Gut instinct told him the nurse was talking about the patient he’d sent up.
Chapter 18
Christian hurried through the doors that took him into the rear of the X-ray facility. Deceptively small-looking from the front, the interior of the department was catacombed with rooms where technicians performed various tests with a variety of imaging machines.
“Where is she?” he demanded of the nurse who’d called for help.
Seeming relieved that a doctor was there to take over, the young woman quickly turned on her heel, beckoning for him to follow. “This way.”
As he hurried behind the nurse, he realized that Cate was still right behind him.
“Stay outside.” He shot the order over his shoulder and stepped up his pace. The nurse was almost running.
Cate lengthened her stride to keep up. “The hell I will,” she retorted. “This might be the only time I get to talk to her.”
She was exactly like Lydia, Christian thought. Under different circumstances, he might have admired Cate’s grit. Right now it just annoyed him. But he had no time to waste arguing with her.
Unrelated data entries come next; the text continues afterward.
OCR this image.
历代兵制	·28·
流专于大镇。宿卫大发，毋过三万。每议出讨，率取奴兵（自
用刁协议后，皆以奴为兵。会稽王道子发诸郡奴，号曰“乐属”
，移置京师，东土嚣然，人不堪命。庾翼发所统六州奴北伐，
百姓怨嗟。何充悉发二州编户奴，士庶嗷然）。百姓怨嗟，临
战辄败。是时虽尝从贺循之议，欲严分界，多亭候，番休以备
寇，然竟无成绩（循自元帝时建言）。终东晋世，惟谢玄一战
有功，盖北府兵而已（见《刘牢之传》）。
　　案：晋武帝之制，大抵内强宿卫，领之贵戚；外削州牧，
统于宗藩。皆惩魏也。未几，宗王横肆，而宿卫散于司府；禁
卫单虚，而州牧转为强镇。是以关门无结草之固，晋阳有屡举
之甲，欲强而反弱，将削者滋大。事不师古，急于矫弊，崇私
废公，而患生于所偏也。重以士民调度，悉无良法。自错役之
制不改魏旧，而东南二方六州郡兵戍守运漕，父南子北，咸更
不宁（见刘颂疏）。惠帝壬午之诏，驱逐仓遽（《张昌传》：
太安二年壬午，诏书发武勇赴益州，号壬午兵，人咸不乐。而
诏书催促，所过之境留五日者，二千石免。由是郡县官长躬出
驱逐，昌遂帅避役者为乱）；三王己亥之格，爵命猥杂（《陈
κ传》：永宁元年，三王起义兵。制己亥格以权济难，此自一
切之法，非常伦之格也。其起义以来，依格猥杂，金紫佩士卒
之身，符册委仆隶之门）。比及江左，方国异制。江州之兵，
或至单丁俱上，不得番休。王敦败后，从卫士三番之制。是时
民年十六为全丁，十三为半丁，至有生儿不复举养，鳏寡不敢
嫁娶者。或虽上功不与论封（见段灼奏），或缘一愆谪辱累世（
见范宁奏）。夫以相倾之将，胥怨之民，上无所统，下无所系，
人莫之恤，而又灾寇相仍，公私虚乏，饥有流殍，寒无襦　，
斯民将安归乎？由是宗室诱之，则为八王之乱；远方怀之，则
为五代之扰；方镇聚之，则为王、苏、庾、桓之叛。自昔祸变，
He needed to get to his patient. The rooms were purposely constructed small and tight for maximum efficiency. Usually there was just enough space for the technician, a table and whatever scanning apparatus was being used on the patient. Cate was going to have to stay out by default.
“In here.” The nurse pointed to a room, stopping short of one of the doorways.
Cate peered inside and caught her breath. Two male technicians were attempting to hold down the girl she’d found in the warehouse and having a tough time of it. The girl was arching and bucking, her entire body convulsing with uncontrollable spasms.